Practitioners and companies that enter into UCC contracts should be mindful of this rule, especially when form contracts, such as purchase orders, are involved in the negotiation process. For example, assume that a seller and a buyer are discussing the terms of a contract for the sale of goods. Buyer makes an offer with specific terms. Seller, in a subsequent conversation, says that she does not like the price, but would like to work out a deal in person. Buyer agrees, and they both set a date for the next week. However, that same day, seller says that she had a better offer come through, and that she would need to refuse buyer if he did not immediately call her to agree to the original offer.
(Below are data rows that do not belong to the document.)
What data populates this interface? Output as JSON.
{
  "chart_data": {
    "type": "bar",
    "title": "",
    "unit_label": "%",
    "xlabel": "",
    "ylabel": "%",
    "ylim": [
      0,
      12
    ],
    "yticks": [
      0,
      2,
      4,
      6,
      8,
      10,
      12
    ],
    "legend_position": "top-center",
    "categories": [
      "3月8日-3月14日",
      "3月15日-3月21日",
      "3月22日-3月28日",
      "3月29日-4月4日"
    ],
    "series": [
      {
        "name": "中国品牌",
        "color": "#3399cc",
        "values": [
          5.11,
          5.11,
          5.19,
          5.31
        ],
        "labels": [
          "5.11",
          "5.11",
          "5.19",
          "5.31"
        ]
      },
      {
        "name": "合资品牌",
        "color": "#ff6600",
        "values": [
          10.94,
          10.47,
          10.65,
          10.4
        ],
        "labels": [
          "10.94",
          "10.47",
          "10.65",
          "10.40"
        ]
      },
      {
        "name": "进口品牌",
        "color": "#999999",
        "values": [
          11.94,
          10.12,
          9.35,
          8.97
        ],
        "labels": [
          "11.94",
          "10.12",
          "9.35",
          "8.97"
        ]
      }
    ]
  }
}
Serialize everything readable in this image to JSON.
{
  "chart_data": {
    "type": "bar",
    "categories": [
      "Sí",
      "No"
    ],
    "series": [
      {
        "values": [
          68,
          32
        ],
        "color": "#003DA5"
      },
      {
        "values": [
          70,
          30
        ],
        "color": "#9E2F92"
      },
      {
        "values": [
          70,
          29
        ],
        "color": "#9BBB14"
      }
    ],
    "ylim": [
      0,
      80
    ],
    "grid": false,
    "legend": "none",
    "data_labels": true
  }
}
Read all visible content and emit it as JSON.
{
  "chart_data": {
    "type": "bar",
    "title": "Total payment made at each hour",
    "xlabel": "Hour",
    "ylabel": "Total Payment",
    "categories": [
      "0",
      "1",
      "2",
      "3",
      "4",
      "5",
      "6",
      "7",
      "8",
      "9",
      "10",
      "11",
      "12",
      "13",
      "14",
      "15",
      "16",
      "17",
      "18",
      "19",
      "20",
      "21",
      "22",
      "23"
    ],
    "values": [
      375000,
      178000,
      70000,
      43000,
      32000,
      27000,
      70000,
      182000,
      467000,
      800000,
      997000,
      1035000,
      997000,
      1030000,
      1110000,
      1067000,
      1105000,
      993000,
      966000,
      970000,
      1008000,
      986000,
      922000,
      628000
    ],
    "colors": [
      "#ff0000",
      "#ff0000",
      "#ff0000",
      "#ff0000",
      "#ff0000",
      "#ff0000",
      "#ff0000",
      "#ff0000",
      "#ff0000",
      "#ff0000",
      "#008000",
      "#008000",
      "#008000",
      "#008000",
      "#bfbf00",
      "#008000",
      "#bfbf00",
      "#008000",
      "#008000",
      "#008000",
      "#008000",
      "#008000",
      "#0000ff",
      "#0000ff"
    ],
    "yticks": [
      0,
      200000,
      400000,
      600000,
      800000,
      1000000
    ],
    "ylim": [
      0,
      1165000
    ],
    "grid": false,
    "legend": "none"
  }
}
Buyer wants to have the conversation in private, and never hears from seller again.
In this hypothetical, seller materially changed the offer price, and then refused to talk about it, making it mere chatter or an invitation to negotiate. Since buyer never accepted her offer, she cannot demand performance from buyer, even though she asked him to call to agree to the original offer. To be sure, if buyer would have accepted the original offer, he would have been obligated to perform. Since he did not send an acceptance, there is no obligation, and thus no contract, between the parties.
In Closing – What You Should Know
Discerning whether the mailbox rule applies to a UCC contract is not the type of inquiry that resolves itself easily. And this holds true , even between disputes within a single state. The takeaway is for parties to address this issue at the outset of any contract and to articulate when that contract is fully formed. For if there’s one thing to be taken from the rule’s name, it’s that your mailbox is not always the same as the other party’s.